米証券取引委員会(SEC)は31日、ブローカーディーラーによる証券借入時の担保要件を見直し、大口機関投資家から受け入れ可能な資産範囲を拡大した。ラッセル1000やS&P500に連動する大型株バスケットを新たに担保として認め、従来の現金や米国債中心の枠組みを転換する。分散株式ポートフォリオの活用により資金効率と流動性が高まり、暗号資産を含むリスク資産市場への資金流入を後押しする可能性がある。
新たな担保カテゴリー、証券貸借市場に照準
これまで、証券取引法第15c3-3条は、担保として受け入れ可能な金融商品の範囲を厳しく限定してきた。機関顧客から株式を借り入れて未決済取引や空売りをカバーしようとするブローカーディーラーは、担保の選択肢に大きな制約があった。
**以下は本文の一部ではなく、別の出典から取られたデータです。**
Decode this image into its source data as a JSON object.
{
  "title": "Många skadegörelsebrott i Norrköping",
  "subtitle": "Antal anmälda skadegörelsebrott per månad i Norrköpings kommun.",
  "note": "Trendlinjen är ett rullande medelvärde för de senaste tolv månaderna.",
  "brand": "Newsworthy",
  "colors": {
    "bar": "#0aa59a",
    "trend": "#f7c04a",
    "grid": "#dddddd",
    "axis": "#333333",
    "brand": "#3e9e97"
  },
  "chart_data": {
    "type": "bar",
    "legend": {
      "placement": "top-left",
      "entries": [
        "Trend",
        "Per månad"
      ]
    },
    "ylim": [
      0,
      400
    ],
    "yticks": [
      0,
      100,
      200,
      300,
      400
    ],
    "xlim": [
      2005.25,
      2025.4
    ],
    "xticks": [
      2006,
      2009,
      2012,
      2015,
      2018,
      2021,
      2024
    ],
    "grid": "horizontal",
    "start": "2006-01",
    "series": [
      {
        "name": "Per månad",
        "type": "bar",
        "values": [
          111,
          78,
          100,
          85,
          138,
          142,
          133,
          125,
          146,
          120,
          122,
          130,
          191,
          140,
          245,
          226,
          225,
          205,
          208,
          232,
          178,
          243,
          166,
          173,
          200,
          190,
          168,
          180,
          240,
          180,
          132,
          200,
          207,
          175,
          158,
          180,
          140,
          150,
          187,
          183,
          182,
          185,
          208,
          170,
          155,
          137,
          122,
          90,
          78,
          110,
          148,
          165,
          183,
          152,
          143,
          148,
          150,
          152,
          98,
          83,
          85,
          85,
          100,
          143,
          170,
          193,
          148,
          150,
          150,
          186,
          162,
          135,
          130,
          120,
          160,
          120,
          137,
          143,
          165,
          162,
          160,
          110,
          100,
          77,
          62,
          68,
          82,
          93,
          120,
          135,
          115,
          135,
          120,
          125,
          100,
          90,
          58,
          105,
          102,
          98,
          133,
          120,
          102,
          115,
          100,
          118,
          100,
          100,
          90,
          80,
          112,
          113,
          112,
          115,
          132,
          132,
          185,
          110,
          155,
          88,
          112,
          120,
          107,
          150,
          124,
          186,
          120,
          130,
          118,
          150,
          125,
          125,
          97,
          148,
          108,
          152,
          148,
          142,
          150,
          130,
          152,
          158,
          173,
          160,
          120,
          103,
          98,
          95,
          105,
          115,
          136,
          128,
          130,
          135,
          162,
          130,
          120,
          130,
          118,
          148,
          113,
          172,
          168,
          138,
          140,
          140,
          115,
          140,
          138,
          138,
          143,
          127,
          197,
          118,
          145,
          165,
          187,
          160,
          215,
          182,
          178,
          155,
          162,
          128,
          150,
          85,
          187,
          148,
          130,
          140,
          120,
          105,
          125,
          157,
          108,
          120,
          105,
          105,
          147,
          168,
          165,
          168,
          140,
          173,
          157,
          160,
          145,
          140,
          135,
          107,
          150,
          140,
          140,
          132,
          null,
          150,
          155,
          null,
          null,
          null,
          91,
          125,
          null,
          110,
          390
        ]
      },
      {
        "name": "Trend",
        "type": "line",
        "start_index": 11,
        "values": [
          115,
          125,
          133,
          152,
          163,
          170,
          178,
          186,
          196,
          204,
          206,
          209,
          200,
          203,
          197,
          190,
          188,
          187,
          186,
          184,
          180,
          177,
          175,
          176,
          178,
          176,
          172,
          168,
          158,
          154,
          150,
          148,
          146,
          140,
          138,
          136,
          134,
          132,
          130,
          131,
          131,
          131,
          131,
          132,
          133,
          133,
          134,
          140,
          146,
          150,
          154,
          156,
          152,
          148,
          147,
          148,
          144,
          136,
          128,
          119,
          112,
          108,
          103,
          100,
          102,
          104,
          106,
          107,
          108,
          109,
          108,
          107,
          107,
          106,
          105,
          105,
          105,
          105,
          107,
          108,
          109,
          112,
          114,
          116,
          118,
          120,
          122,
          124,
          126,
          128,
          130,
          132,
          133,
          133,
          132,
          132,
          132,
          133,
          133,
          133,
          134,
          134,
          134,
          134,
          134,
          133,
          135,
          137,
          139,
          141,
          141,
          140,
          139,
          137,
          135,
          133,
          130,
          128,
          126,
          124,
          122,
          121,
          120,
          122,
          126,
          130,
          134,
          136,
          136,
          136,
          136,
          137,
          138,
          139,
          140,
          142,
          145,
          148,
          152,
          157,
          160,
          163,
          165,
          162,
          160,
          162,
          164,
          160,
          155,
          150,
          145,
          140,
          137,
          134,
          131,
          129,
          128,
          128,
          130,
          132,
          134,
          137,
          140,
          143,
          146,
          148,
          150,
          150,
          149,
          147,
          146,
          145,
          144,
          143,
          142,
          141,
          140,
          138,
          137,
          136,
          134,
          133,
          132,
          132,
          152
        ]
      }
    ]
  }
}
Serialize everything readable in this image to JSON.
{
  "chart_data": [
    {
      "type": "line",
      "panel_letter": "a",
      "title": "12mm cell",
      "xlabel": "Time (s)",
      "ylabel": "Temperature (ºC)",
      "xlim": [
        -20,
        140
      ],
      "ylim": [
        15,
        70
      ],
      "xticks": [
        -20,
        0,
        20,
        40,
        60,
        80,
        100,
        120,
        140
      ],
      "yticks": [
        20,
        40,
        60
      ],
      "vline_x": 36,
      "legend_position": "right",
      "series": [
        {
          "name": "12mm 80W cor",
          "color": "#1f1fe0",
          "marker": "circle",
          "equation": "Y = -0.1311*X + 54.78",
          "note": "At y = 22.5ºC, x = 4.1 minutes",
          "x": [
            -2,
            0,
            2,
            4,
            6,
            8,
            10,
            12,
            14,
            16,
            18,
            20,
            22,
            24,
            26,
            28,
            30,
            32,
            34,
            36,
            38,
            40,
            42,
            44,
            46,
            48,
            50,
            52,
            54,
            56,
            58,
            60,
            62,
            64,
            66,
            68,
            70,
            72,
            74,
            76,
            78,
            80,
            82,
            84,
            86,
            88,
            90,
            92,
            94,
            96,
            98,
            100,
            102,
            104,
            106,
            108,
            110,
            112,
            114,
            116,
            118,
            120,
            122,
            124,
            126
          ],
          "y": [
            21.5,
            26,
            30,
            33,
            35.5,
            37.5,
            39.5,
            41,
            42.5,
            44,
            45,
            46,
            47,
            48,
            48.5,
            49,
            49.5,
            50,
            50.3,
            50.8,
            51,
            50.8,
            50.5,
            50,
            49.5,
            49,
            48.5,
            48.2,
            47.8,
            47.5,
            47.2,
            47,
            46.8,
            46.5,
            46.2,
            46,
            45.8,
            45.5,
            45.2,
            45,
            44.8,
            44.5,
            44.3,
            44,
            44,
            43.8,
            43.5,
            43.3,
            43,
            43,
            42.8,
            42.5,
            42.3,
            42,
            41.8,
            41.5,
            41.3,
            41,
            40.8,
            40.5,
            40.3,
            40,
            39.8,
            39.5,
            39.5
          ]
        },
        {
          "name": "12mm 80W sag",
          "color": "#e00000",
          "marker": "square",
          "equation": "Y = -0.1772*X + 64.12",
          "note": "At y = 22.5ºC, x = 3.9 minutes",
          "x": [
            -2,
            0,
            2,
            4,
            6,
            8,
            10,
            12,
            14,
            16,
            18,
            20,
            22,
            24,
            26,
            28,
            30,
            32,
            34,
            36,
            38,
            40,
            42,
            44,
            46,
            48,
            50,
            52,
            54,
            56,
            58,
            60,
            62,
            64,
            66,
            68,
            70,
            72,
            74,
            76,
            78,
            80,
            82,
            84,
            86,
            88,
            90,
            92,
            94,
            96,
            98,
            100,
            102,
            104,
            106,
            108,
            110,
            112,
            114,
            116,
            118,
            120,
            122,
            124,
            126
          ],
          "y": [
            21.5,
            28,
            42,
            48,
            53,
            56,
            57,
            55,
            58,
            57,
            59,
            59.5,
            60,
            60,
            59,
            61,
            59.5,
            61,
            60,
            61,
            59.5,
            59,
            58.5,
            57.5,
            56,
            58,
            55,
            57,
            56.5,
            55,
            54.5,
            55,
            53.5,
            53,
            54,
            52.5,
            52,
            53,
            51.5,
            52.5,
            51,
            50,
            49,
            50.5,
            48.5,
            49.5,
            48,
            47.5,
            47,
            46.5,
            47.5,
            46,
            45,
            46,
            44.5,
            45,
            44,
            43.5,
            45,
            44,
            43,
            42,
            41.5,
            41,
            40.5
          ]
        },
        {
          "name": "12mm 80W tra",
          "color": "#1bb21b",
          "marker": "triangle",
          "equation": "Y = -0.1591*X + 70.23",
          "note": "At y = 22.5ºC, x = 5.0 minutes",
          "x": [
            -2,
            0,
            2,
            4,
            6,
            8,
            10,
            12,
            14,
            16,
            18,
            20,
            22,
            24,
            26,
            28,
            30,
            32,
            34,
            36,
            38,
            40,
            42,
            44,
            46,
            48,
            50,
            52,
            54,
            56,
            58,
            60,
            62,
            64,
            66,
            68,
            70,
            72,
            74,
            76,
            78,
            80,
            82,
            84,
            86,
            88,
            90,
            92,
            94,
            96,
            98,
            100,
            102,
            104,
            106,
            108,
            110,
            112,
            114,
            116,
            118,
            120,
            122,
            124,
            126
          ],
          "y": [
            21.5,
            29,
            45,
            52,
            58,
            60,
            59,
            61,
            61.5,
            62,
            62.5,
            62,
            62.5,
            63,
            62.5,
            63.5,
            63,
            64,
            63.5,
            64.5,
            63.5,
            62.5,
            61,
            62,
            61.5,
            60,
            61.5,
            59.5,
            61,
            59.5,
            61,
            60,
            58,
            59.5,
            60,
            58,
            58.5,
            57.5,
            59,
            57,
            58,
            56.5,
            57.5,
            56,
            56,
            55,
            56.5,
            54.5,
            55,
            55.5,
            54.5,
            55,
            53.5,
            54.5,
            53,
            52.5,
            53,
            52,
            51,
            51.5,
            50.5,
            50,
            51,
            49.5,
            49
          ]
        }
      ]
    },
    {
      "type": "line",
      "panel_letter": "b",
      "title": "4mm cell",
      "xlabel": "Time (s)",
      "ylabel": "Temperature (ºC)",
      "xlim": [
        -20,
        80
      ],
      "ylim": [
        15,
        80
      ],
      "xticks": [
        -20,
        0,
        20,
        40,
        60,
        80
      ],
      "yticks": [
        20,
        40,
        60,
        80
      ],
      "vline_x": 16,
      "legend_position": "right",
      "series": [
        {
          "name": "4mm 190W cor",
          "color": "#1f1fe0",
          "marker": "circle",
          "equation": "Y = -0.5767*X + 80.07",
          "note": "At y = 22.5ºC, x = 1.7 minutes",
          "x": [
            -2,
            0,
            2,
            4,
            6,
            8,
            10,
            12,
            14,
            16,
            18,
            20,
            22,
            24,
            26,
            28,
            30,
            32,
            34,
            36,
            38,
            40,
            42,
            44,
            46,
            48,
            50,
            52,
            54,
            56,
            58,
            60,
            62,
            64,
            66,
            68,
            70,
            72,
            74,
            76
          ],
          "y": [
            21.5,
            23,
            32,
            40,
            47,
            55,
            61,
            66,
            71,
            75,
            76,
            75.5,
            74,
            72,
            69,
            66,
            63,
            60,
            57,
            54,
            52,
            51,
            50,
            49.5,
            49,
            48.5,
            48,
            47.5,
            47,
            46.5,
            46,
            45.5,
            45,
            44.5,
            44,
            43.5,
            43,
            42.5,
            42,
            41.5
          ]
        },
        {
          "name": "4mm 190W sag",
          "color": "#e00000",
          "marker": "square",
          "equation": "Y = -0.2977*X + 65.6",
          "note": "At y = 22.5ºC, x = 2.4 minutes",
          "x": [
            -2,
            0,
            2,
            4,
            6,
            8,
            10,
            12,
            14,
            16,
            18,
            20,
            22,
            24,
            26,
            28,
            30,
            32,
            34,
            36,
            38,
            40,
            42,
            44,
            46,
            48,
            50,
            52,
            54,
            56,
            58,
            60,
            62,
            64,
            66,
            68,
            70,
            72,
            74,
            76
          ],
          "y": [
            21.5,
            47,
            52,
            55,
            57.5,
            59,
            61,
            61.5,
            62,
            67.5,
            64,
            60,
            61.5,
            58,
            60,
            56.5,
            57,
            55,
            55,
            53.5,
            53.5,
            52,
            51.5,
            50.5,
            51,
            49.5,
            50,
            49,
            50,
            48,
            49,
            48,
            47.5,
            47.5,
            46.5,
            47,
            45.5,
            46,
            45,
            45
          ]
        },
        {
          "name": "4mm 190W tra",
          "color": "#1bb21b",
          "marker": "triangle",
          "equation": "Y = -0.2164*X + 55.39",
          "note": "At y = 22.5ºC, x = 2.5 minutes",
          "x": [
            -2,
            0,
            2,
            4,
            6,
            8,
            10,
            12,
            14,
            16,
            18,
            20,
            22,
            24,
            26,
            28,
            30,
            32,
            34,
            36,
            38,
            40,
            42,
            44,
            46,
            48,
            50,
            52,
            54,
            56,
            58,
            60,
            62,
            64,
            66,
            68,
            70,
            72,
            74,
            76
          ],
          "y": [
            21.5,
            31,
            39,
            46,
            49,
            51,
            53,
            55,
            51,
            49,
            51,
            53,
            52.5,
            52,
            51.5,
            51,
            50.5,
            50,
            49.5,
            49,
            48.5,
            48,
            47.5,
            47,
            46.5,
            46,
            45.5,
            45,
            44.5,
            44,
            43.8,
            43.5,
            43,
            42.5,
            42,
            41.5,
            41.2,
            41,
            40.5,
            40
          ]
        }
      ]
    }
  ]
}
新たな命令では、「適格エクイティ担保」が導入された。これはラッセル1000やS&P500から選ばれた、顧客信用取引口座やブローカーディーラー自己勘定の株式の分散バスケットと定義されている。
これらの指数に連動するレバレッジなしのETF(上場投資信託)も担保として認められる。
参加には厳格な条件が設定
この担保スキームが利用できるのは「適格機関証券貸主」に限定される。対象要件は以下のとおり:
- 証券法1933年法第144A条で定義される適格機関投資家であること
- 裁量で1億ドル以上の証券を保有していること
- または1億ドル以上の未償還証券貸付を有するエージェントバンクを介して取引していること
ブローカーディーラーは、ユーロ、英ポンド、スイスフラン、カナダドル、日本円など主要通貨建て証券の場合は1%、それ以外の場合は5%の超過担保を義務付けられる。
すべての担保は銀行または登録ブローカーディーラーで保管しなければならない。
両当事者は、集中リスクや分散基準に合意する必要がある。担保は日次で時価評価され、担保や貸主が要件を満たさなくなった場合、5営業日の猶予期間が設けられる。
SECは今回の命令と併せて、業界団体向けにスタッフによる解釈書も発出し、市場参加者に対する協調的な指針を示した。
- Securities Industry and Financial Markets Association(SIFMA)
- International Securities Lending Association(ISLA)
SECは、流動性や低ボラティリティ、市場厚み、発行企業の規模等を理由に、ラッセル1000とS&P500の銘柄を選定した。
「この命令とSIFMA・ISLAへのスタッフ解釈書により、証券貸借市場の流動性向上とリスク管理強化を図る」 こうSECは説明した。
市場参加者が新たな枠組みを実際に広く採用するかどうかは、今後数か月で明らかとなる。